Televizyonda haber veriyorlardı, NASA'dan alınan son bilgilere göre Türkiye 40 yıl sonra çöl olacakmış. Haber NASA'dan gelince şok, TEMA sen yırtın canım daha, haberin amerikadan gelmezse bir değeri yok. Bence TEMA Vakfı Türkiye'de şubelerini kapatsın amerikada cafcaflı farklı bir adla faliyetine devam etsin, oradan Türkiye'ye uyarılarda bulunsun, vatana çok daha faydalı olur oradan.
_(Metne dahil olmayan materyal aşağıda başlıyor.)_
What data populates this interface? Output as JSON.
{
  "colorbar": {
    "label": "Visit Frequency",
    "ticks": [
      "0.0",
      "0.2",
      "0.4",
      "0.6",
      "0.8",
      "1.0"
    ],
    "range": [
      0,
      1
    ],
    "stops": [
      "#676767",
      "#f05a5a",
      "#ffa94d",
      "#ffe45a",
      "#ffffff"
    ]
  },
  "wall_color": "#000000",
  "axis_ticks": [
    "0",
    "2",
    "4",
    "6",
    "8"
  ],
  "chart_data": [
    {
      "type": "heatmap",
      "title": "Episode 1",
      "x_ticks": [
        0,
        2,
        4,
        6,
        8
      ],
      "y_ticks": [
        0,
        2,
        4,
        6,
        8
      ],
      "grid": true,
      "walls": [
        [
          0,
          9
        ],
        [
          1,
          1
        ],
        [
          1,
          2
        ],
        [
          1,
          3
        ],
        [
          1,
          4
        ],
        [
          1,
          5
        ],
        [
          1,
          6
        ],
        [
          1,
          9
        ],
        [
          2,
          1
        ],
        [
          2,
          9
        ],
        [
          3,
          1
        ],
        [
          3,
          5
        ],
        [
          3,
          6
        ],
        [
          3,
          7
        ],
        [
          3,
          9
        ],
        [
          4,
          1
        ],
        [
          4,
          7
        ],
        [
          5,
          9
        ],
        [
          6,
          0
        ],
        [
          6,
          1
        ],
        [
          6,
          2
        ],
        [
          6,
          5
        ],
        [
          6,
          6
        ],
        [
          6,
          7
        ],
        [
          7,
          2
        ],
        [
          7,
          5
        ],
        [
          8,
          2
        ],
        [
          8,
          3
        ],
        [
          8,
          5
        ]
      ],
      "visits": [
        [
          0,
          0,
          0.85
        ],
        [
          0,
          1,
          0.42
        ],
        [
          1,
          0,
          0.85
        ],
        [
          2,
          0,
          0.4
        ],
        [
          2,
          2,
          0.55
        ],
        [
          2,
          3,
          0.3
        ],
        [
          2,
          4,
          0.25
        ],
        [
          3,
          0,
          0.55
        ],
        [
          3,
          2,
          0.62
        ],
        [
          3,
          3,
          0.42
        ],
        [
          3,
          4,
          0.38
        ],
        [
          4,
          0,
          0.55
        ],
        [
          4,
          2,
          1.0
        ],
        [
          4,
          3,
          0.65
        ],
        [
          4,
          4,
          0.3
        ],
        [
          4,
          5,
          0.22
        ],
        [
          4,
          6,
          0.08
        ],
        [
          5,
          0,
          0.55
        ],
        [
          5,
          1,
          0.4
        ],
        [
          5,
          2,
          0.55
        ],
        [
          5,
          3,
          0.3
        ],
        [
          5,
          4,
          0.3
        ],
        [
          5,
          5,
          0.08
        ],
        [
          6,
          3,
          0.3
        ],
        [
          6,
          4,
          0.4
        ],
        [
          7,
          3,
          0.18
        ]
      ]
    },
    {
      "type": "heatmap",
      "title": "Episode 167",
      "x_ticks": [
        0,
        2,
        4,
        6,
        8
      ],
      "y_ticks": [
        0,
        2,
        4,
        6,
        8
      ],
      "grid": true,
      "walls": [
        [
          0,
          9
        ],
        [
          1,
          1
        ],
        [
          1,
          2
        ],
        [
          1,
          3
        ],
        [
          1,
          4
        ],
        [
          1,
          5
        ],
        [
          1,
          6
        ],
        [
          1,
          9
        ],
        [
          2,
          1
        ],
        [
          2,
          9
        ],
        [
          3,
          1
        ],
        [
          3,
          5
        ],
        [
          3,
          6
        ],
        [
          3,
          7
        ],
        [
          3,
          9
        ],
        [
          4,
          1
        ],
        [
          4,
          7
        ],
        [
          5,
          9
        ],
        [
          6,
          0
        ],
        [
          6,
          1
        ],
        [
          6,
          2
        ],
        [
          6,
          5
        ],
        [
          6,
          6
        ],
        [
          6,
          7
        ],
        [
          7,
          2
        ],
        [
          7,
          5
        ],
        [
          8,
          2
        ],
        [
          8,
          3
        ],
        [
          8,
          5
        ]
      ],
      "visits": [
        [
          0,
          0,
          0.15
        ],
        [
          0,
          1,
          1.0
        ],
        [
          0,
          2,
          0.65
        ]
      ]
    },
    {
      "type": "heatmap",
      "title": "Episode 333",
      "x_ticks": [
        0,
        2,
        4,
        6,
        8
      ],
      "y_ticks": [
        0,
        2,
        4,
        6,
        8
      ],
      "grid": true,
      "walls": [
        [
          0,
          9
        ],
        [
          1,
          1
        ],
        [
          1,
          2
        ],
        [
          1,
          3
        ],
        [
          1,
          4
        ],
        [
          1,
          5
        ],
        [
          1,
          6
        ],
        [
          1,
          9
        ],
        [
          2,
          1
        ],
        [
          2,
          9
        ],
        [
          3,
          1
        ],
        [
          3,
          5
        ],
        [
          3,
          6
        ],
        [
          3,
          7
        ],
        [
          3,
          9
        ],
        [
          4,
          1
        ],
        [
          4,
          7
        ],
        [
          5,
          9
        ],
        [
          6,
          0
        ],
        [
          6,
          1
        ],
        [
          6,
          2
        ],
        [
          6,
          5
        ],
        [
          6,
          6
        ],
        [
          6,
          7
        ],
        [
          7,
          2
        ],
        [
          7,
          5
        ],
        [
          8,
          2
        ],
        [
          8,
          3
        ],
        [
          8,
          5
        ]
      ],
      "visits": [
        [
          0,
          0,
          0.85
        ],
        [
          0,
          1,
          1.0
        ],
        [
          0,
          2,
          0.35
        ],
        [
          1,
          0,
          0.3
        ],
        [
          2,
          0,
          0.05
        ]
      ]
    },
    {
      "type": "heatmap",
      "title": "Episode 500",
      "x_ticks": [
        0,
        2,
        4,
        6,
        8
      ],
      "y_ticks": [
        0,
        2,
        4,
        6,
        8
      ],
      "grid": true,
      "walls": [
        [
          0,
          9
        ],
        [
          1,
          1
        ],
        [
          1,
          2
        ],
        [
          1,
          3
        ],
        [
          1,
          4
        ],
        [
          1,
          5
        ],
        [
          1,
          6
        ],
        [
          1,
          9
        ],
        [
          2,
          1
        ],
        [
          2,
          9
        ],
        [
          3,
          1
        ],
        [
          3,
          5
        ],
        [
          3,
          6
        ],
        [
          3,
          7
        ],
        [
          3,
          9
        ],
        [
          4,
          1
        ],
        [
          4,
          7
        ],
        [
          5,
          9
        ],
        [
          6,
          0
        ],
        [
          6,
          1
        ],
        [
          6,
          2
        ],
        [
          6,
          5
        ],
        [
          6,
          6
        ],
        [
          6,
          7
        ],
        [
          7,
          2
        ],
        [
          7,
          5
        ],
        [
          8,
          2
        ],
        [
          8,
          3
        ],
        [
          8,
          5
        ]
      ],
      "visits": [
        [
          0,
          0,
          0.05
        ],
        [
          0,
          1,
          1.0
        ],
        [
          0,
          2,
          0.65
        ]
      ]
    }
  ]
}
Çok zorlanıyorum sabahları işe gitmek için uyanmakta. Hayal kurmayı özlemişim bir de bunu düşündüm geçenlerde. Geçmiş hep daha güzel gelir ya insana, en çok hayal kurduğum günleri düşündüm. Sanırım Orta 2'ye gittiğim yıllardı, muhteşemdi. Kendi kendime yetebiliyordum, ne kadar önemliymiş meğer bu. Bir de orta 1'den sonra arkadaşımla Oxford'da bir dil okuluna gitmiştik, çok güzeldi. O zamanlarda insanları ve dünyayı fazla tanımadığı için insan çok güzel hayaller kurabiliyor, geleceğe çok güzel bakabiliyor. Bir de şunu farkettim eğer geleceğe olumlu bakamıyorsam hiçbirşey yapasım gelmiyor. Bence dünyada çoğu insanda görülen depresyonun en büyük sebebi bu, kendi iç dünyaları falan değil, dünyanın onlara verdiği sinyaller. Ha sonra bu sinyallere uyup madem öyle ben de ona ayak uydururum deyip salak saçma işler yapma yolunu seçiyorlar ve psikolojileri iyice içinden çıkılmaz bir hal alıyor o ayrı.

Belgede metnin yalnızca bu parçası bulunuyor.